Moreover, it is to remind our contemporaries that sane societies thrive very well without democracy and even without isonomia, but they cannot survive the loss of respect for law and authority. No one could claim that Iraq has ever enjoyed much in the way of eunomia, certainly not in recent decades, but it is hard not to see that that poor country is rapidly accelerating away from the standard of eunomia day by day. The approach of elections only ensures that it will continue to move farther away from that standard, and as it does the prospects for the emergence of some sort of free society are reduced to virtually nil.

A well-ordered, or eunomic, society would be one in which respect for these things was paramount and, what is more important, the objects of that respect would be worthy of receiving such honour. It profits us nothing to pretend that we would enjoy eunomia if only dissenters would be silent and salute Mr. Bush, as the talk-radio jockeys and their followers would have it–his administration is a gross manifestation of dysnomia, and silence in the face of its dreadful rule is complicity in its corruption of our country.

In a society such as ours, ravaged by wave upon wave of subversive and false notions about human nature, social order and political society, it is impossible to credit our contemporary establishment with the legitimate authority that past establishments have possessed.
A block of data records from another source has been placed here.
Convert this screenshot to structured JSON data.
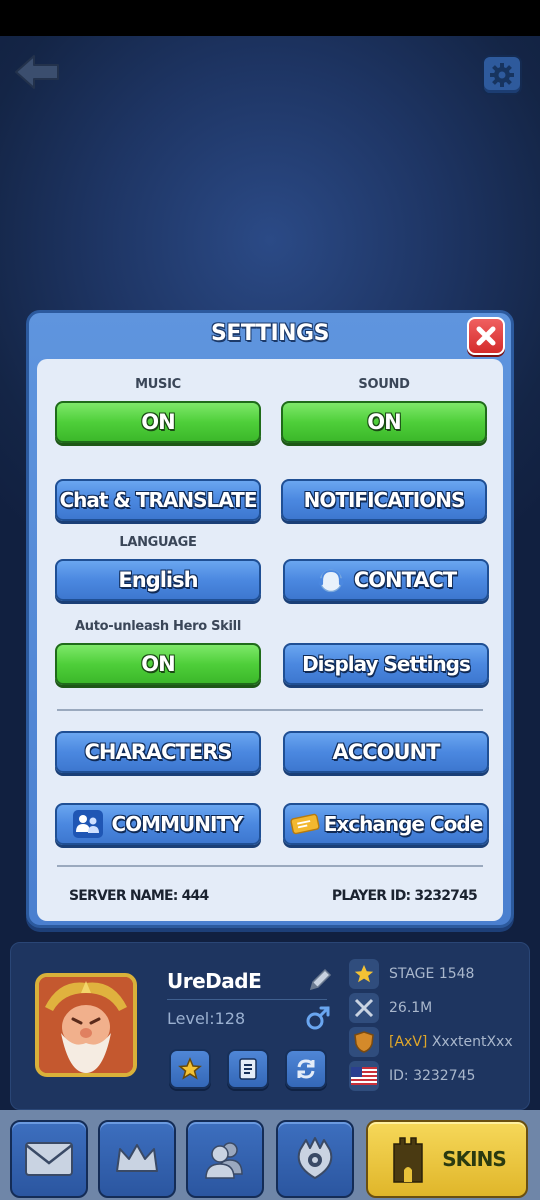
{
  "settings": {
    "title": "SETTINGS",
    "music_label": "MUSIC",
    "music_value": "ON",
    "sound_label": "SOUND",
    "sound_value": "ON",
    "chat_translate": "Chat & TRANSLATE",
    "notifications": "NOTIFICATIONS",
    "language_label": "LANGUAGE",
    "language_value": "English",
    "contact": "CONTACT",
    "auto_unleash_label": "Auto-unleash Hero Skill",
    "auto_unleash_value": "ON",
    "display_settings": "Display Settings",
    "characters": "CHARACTERS",
    "account": "ACCOUNT",
    "community": "COMMUNITY",
    "exchange_code": "Exchange Code",
    "server_name": "SERVER NAME: 444",
    "player_id": "PLAYER ID: 3232745"
  },
  "profile": {
    "name": "UreDadE",
    "level": "Level:128",
    "stage": "STAGE 1548",
    "power": "26.1M",
    "guild_tag": "[AxV]",
    "guild_name": "XxxtentXxx",
    "id": "ID: 3232745"
  },
  "nav": {
    "skins": "SKINS"
  },
  "colors": {
    "green_button": "#4fcf3a",
    "blue_button": "#4b88e0",
    "modal_blue": "#5b90dc",
    "close_red": "#d42b2b",
    "skins_yellow": "#e8c23a"
  },
  "icons": [
    "back-arrow-icon",
    "gear-icon",
    "close-icon",
    "headset-icon",
    "people-icon",
    "ticket-icon",
    "star-icon",
    "document-icon",
    "refresh-icon",
    "pencil-icon",
    "male-icon",
    "crossed-swords-icon",
    "guild-shield-icon",
    "us-flag-icon",
    "mail-icon",
    "crown-icon",
    "friends-icon",
    "monster-icon",
    "castle-icon"
  ]
}
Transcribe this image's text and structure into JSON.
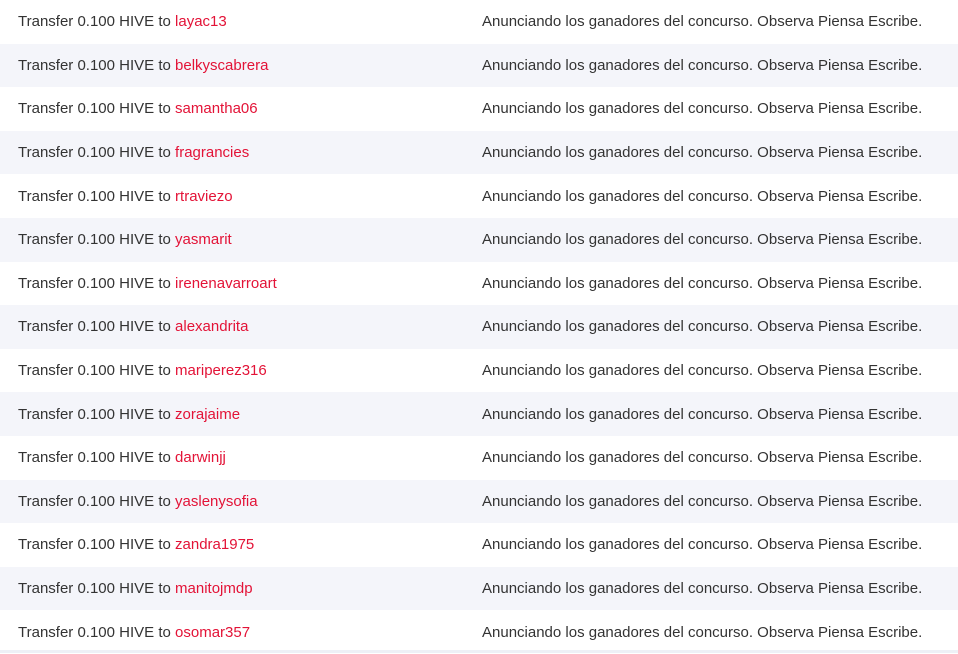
{
  "colors": {
    "link": "#e31337",
    "text": "#333333",
    "row_shade": "#f4f5fa"
  },
  "transfers": [
    {
      "prefix": "Transfer 0.100 HIVE to",
      "account": "layac13",
      "memo": "Anunciando los ganadores del concurso. Observa Piensa Escribe."
    },
    {
      "prefix": "Transfer 0.100 HIVE to",
      "account": "belkyscabrera",
      "memo": "Anunciando los ganadores del concurso. Observa Piensa Escribe."
    },
    {
      "prefix": "Transfer 0.100 HIVE to",
      "account": "samantha06",
      "memo": "Anunciando los ganadores del concurso. Observa Piensa Escribe."
    },
    {
      "prefix": "Transfer 0.100 HIVE to",
      "account": "fragrancies",
      "memo": "Anunciando los ganadores del concurso. Observa Piensa Escribe."
    },
    {
      "prefix": "Transfer 0.100 HIVE to",
      "account": "rtraviezo",
      "memo": "Anunciando los ganadores del concurso. Observa Piensa Escribe."
    },
    {
      "prefix": "Transfer 0.100 HIVE to",
      "account": "yasmarit",
      "memo": "Anunciando los ganadores del concurso. Observa Piensa Escribe."
    },
    {
      "prefix": "Transfer 0.100 HIVE to",
      "account": "irenenavarroart",
      "memo": "Anunciando los ganadores del concurso. Observa Piensa Escribe."
    },
    {
      "prefix": "Transfer 0.100 HIVE to",
      "account": "alexandrita",
      "memo": "Anunciando los ganadores del concurso. Observa Piensa Escribe."
    },
    {
      "prefix": "Transfer 0.100 HIVE to",
      "account": "mariperez316",
      "memo": "Anunciando los ganadores del concurso. Observa Piensa Escribe."
    },
    {
      "prefix": "Transfer 0.100 HIVE to",
      "account": "zorajaime",
      "memo": "Anunciando los ganadores del concurso. Observa Piensa Escribe."
    },
    {
      "prefix": "Transfer 0.100 HIVE to",
      "account": "darwinjj",
      "memo": "Anunciando los ganadores del concurso. Observa Piensa Escribe."
    },
    {
      "prefix": "Transfer 0.100 HIVE to",
      "account": "yaslenysofia",
      "memo": "Anunciando los ganadores del concurso. Observa Piensa Escribe."
    },
    {
      "prefix": "Transfer 0.100 HIVE to",
      "account": "zandra1975",
      "memo": "Anunciando los ganadores del concurso. Observa Piensa Escribe."
    },
    {
      "prefix": "Transfer 0.100 HIVE to",
      "account": "manitojmdp",
      "memo": "Anunciando los ganadores del concurso. Observa Piensa Escribe."
    },
    {
      "prefix": "Transfer 0.100 HIVE to",
      "account": "osomar357",
      "memo": "Anunciando los ganadores del concurso. Observa Piensa Escribe."
    }
  ]
}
It is also exceedingly difficult to show respect for a misrule of law in which regulation has so invaded every aspect of life that almost all laws are tainted with the image of petty bureaucracy, much less to defer to a system dedicated to harrassing precisely those most inclined to respect authority while facilitating the success of those who routinely flout the law, whether they are coming from abroad or work at the heart of government. The society most obsessed with liberty is ruled over by one of the most powerful, lawless and effectively intrusive governments in history, and this is not an accident or a contradiction. Those preoccupied with liberty are bound to lose it, because, like the mass-man of Ortega y Gasset, they have no idea where it has come from or how to obtain it, and they are open to every corruption and ruination of their inheritance provided that this corruption is done in the name of preserving liberty. Thus the common, unimaginative friend of liberty, in American history most of all, is often the keenest supporter of war and the warfare state. Less surprising is the alacrity with which the zealot of democracy becomes the lackey of the “strong president,” against whom these democrats will allow no real criticism.

An old essay by C.S. Lewis comes to mind in which Prof. Lewis discussed an imagined law of priorities in earthly goods. His immediate purpose was to encourage people to set all earthly goods second to the one true good of worshipping and obeying God, without which all other goods were useless and would not be obtained for long in any event. More pertinent to the discussion today, he noted that those who set peace as the most important thing were often those most likely not to enjoy peace. Likewise, I suggest that those who set so much store by the attainment and preservation of liberty (an admirable goal in itself in an age of the expanding state) are most likely to lose that liberty.

Those who would arrange authority and liberty according to new priorities will find that both principles, when observed with restraint and with greater attention focused on authority, endure and mutually reinforce each other. This is not, strictly speaking, advocacy for the classical or Montesquieuesque mixed government model, but an application of the moral psychology of the Platonists and the Fathers to the problem of government. As intellect should govern the passions, so a legitimate and traditional authority must govern a society, and both must be governed by the memory of God. This is obviously not a new suggestion, but in light of the sheer failure of modern democracy to attain, or even to seek, the fundamental political good of eunomia it is vital to offer this reminder.